Investigation of steel fiber reinforced high-performance concrete with full aeolian sand: Mix design, characteristics and microstructure

High-performance concrete with full aeolian sand (FA-HPC) has the characteristics of low water binder ratio, large cementitious materials content and no restriction of coarse aggregates, resulting in a high risk of shrinkage cracking. Aiming at reducing the shrinkage of FA-HPC and improving its cracking resistance, mechanical properties and durability, steel fibers with different lengths are employed to reinforce FA-HPC and develop a new type of cement-based composites (FA-HPFRC). For this purpose, the modified Andreasen & Andersen (MAA) model was adopted to determine the volume fractions of aeolian sand (AS), cement, fly ash (FA) and silica fume (SF). Then, the water binder ratio (W/C), superplasticizer (SP) and steel fiber content of FA-HPFRC were optimized through wet packing compactness, flowability, mechanical properties and shrinkage tests. Furthermore, the cracking resistance and microstructure of the developed FA-HPFRC were tested and analyzed from macromicro perspectives. The results show that the volume fractions of AS, cement, FA and SF are determined as 0.482:0.316: 0.109:0.093 when the powder materials in FA-HPFRC are stacked to the most compact state. The wet packing compactness decreases with a higher W/C ratio while it increases first and then decreases with the increase of SP content. Considering the influences on mechanical properties, the W/C and SP content shall be 19% and 1% of the cementitious material separately. The introduction of steel fibers in FA-HPC reduces the concrete's flowability, destroys its dense packing system and lowers its wet packing compactness. However, the characteristics such as high toughness, and large elastic modulus of steel fibers endow FA-HPFRC with excellent mechanical properties, chloride resistance and shrinkage resistance.

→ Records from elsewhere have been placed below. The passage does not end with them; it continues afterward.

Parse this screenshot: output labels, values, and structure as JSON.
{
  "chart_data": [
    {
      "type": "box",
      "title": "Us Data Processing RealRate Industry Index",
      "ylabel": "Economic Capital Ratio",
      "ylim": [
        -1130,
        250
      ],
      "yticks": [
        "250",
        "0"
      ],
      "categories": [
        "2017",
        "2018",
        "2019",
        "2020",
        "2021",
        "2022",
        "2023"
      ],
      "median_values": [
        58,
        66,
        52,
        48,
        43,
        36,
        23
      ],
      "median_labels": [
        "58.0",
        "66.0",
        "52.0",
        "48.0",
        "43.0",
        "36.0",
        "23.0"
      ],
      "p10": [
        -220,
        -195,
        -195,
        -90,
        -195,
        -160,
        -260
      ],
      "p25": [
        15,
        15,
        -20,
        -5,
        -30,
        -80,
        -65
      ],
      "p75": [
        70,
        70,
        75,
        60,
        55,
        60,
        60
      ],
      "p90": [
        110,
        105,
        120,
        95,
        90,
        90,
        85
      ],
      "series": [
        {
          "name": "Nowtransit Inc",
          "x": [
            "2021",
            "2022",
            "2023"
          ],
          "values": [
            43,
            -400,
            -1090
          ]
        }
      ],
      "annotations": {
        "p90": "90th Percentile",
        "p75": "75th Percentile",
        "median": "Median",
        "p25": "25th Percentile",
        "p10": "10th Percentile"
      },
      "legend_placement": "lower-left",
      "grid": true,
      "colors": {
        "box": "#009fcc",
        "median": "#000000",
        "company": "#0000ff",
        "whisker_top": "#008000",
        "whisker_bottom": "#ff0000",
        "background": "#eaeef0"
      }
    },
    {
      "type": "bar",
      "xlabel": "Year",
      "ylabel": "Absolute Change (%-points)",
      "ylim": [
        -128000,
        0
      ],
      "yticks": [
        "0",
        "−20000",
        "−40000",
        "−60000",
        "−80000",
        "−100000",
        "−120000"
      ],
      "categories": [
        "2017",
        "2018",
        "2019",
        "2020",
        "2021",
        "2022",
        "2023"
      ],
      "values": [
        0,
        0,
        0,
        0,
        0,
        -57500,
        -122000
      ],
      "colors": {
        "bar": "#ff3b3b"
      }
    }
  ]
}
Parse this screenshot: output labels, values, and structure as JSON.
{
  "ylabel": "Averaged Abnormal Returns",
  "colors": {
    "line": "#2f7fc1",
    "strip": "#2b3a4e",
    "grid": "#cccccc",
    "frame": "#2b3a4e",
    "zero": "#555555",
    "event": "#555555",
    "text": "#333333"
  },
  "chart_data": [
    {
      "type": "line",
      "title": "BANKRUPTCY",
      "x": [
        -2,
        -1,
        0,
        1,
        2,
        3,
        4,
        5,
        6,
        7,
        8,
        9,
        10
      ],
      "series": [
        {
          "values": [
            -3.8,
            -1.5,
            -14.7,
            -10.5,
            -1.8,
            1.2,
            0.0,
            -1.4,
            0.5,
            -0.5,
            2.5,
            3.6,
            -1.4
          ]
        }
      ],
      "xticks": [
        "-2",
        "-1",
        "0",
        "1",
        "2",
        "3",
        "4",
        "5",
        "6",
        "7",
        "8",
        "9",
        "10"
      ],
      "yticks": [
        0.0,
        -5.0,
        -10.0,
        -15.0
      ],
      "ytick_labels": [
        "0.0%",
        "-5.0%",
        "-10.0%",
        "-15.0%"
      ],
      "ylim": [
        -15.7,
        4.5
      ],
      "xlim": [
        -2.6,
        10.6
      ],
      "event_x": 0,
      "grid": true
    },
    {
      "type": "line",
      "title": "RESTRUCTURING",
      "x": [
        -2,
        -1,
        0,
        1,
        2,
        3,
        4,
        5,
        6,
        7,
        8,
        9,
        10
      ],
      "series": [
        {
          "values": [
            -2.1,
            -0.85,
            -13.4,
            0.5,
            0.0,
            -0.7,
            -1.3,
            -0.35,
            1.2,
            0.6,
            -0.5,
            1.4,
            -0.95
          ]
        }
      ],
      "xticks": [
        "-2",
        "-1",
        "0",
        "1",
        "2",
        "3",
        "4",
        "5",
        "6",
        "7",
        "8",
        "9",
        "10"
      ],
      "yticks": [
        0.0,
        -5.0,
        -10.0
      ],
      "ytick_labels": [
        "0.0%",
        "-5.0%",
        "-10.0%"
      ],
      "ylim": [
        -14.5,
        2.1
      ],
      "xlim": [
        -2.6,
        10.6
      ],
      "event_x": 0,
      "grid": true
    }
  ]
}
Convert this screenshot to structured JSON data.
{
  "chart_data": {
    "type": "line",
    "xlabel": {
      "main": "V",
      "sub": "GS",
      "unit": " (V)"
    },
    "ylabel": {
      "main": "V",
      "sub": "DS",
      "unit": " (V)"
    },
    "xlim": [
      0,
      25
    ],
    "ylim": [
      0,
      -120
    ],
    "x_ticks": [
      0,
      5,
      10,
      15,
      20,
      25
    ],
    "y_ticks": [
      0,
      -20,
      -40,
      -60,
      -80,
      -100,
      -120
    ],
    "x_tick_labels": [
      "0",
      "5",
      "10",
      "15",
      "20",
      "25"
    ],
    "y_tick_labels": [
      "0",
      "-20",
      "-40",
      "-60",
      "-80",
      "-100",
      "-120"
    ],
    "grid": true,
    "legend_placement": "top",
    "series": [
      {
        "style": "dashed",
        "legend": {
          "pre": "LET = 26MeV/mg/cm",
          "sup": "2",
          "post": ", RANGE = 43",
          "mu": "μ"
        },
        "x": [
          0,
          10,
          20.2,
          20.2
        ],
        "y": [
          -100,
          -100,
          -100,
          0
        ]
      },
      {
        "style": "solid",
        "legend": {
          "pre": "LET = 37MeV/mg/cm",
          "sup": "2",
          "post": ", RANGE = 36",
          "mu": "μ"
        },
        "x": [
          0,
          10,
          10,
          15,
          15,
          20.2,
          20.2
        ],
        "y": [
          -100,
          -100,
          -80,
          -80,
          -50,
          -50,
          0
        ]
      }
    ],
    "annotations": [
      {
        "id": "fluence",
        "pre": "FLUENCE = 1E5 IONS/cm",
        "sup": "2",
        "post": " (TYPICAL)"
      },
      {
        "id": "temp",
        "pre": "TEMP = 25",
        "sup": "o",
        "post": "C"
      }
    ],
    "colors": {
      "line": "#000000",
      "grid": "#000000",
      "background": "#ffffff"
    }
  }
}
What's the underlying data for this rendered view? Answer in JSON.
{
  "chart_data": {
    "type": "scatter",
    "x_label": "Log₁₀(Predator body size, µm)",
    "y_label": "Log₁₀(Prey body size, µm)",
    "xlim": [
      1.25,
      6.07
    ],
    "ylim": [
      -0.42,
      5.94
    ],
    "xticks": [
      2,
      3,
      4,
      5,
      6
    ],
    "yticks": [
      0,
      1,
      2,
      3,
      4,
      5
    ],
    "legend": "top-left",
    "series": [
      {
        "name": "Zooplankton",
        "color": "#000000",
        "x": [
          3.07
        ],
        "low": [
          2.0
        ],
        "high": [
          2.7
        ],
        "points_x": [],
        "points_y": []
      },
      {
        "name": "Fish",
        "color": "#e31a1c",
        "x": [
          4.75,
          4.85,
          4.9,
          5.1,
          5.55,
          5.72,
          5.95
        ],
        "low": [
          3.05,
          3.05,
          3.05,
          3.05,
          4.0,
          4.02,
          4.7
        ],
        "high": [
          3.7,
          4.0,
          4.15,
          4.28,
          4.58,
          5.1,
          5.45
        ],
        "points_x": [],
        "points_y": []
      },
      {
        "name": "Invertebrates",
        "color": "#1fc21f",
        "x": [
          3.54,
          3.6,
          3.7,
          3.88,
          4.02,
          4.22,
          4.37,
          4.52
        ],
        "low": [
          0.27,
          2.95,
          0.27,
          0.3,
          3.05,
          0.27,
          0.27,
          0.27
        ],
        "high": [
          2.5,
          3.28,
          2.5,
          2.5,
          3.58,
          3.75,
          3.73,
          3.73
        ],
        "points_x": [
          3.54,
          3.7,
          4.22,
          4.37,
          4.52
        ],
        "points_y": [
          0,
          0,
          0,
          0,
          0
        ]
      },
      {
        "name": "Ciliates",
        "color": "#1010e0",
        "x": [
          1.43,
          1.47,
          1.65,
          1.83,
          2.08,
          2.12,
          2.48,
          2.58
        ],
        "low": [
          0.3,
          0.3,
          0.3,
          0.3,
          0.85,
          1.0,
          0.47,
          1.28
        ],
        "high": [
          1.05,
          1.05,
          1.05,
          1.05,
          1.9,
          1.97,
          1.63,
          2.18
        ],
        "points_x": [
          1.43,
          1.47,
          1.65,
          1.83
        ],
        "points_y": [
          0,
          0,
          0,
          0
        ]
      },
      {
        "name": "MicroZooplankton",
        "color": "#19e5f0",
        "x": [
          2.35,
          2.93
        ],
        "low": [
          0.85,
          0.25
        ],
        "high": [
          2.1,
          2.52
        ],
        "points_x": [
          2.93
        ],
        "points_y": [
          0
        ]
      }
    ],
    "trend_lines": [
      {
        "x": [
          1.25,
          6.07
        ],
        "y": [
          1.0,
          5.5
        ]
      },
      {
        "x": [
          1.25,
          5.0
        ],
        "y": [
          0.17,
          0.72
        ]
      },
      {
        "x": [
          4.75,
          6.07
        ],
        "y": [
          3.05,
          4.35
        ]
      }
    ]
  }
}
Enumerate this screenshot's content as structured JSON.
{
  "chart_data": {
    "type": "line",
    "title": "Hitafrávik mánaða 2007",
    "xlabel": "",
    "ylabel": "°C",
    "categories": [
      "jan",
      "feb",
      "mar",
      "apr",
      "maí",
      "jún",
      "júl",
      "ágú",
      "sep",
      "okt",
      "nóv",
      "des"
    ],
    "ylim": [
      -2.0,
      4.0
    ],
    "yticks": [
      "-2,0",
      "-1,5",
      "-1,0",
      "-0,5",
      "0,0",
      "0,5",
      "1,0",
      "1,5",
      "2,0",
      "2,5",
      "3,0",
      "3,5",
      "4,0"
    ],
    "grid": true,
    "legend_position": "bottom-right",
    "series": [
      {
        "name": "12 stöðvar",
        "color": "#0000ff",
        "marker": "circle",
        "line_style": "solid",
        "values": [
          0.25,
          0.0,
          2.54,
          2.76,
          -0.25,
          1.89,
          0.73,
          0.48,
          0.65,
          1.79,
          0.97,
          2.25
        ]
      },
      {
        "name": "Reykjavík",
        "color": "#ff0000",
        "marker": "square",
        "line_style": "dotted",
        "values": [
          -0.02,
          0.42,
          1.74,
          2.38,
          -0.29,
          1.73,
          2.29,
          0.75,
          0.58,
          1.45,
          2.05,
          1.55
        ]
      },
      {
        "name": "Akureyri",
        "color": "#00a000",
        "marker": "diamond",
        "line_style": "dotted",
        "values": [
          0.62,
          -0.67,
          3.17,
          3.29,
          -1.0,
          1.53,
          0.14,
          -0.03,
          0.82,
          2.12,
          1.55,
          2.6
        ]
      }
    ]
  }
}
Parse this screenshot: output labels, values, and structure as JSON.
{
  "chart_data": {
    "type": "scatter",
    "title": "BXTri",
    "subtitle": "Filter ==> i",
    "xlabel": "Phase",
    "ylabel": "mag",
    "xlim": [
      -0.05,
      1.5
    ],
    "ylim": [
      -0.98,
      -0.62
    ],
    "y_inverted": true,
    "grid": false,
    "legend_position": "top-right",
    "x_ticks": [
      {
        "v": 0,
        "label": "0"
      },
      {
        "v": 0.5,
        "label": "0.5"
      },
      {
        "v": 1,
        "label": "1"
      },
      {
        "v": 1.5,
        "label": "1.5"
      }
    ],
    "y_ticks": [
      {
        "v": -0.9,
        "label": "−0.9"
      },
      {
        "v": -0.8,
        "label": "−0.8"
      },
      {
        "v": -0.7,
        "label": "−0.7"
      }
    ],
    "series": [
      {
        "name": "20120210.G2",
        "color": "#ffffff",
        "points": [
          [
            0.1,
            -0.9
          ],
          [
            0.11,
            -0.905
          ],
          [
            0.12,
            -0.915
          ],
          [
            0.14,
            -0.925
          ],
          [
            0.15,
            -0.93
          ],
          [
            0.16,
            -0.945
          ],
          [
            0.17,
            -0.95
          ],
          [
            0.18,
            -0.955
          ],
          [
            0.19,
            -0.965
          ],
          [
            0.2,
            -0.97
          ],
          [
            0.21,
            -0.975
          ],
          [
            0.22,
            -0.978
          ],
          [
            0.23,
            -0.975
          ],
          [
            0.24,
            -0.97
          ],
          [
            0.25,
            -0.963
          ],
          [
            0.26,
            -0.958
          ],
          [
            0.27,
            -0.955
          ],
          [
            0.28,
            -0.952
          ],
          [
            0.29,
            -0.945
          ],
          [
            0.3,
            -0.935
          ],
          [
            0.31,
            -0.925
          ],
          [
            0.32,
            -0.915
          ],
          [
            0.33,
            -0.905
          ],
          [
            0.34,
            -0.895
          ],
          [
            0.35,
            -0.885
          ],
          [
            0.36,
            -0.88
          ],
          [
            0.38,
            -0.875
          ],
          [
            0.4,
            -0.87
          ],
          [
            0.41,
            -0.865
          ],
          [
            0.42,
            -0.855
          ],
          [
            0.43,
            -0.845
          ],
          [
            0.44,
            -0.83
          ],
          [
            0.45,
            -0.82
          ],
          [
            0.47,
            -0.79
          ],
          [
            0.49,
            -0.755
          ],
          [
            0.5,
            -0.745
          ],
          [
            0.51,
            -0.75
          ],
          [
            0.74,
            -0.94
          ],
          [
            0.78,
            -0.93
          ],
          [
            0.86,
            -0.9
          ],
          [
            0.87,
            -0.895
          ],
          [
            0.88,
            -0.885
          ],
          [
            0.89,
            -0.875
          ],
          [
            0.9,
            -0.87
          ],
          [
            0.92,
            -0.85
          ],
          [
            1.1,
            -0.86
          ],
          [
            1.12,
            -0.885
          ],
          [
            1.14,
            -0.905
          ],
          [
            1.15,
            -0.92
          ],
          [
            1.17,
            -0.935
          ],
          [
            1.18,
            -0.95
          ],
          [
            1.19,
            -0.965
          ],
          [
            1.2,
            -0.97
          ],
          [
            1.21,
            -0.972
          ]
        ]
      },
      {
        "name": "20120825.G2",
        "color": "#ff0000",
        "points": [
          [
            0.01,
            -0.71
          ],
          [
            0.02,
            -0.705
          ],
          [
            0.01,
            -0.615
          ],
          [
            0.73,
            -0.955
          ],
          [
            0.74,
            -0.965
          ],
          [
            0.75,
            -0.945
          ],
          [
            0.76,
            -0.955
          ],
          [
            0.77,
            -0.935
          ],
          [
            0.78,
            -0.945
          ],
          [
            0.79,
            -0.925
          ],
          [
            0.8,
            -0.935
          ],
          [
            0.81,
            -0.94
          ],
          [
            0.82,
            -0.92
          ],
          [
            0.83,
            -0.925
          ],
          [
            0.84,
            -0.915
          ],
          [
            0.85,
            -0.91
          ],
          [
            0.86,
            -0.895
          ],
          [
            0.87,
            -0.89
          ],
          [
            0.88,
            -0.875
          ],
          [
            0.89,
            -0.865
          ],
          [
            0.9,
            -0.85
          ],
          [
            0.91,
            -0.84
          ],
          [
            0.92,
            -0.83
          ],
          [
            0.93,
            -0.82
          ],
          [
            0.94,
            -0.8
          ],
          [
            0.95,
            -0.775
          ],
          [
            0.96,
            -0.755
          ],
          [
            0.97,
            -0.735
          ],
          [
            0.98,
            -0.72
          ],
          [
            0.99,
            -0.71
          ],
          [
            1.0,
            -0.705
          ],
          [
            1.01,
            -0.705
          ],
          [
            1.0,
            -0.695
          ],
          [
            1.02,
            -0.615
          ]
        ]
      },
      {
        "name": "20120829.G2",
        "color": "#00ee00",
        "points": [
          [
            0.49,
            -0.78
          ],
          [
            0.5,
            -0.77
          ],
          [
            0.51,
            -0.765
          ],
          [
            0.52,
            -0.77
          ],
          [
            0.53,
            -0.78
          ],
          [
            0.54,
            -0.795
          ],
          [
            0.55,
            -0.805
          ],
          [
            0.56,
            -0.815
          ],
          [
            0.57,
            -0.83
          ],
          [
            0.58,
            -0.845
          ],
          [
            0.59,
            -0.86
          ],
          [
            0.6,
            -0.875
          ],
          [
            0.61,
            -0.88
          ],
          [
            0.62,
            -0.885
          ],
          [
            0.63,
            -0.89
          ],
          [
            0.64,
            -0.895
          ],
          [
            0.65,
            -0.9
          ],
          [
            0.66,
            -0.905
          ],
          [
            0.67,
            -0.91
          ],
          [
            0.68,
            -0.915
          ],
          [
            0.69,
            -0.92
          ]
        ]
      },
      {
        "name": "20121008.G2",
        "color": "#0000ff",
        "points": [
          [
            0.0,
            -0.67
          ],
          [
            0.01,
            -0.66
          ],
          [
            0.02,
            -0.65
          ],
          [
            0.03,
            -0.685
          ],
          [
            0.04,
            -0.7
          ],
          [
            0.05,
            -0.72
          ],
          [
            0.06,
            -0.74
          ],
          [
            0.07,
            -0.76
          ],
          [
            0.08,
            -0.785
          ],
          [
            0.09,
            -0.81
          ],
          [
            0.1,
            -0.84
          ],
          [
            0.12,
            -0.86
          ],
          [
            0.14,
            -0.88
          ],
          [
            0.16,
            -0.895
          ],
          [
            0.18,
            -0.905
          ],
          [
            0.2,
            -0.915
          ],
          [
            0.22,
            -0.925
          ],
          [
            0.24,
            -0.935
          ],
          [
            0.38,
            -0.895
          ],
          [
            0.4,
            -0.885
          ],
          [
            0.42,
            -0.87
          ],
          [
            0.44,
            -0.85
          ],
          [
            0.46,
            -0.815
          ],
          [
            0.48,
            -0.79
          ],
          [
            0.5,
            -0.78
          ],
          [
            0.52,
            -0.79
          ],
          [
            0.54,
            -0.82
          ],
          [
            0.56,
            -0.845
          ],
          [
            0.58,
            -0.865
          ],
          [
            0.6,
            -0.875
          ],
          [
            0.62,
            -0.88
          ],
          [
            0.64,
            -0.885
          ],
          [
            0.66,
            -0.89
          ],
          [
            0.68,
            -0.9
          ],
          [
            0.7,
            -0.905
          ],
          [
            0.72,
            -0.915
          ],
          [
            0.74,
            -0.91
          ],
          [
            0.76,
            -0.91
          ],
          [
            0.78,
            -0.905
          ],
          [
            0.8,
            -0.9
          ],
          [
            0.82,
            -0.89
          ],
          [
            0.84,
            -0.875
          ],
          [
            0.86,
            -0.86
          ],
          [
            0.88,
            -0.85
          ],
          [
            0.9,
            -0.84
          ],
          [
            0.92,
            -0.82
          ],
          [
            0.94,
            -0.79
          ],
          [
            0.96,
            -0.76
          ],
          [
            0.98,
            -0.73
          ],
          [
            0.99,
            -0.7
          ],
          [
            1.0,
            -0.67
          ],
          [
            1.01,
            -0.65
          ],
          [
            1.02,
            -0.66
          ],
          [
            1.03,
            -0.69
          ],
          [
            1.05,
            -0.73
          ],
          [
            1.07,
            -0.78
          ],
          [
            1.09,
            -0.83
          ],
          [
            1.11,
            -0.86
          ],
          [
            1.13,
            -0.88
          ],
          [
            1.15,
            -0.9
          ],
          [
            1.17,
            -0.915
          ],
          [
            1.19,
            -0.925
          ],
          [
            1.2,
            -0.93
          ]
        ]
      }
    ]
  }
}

Especially steel fibers with 12 mm length perform well in improving the comprehensive performance of FA-HPFRC and increasing the cracking resistance 15.03% higher than that of 6 mm steel fibers. This research further improves FA-HPC's mechanical properties and durability, especially the shrinkage cracking resistance, and provides technical and theoretical support for the application of FA-HPFRC.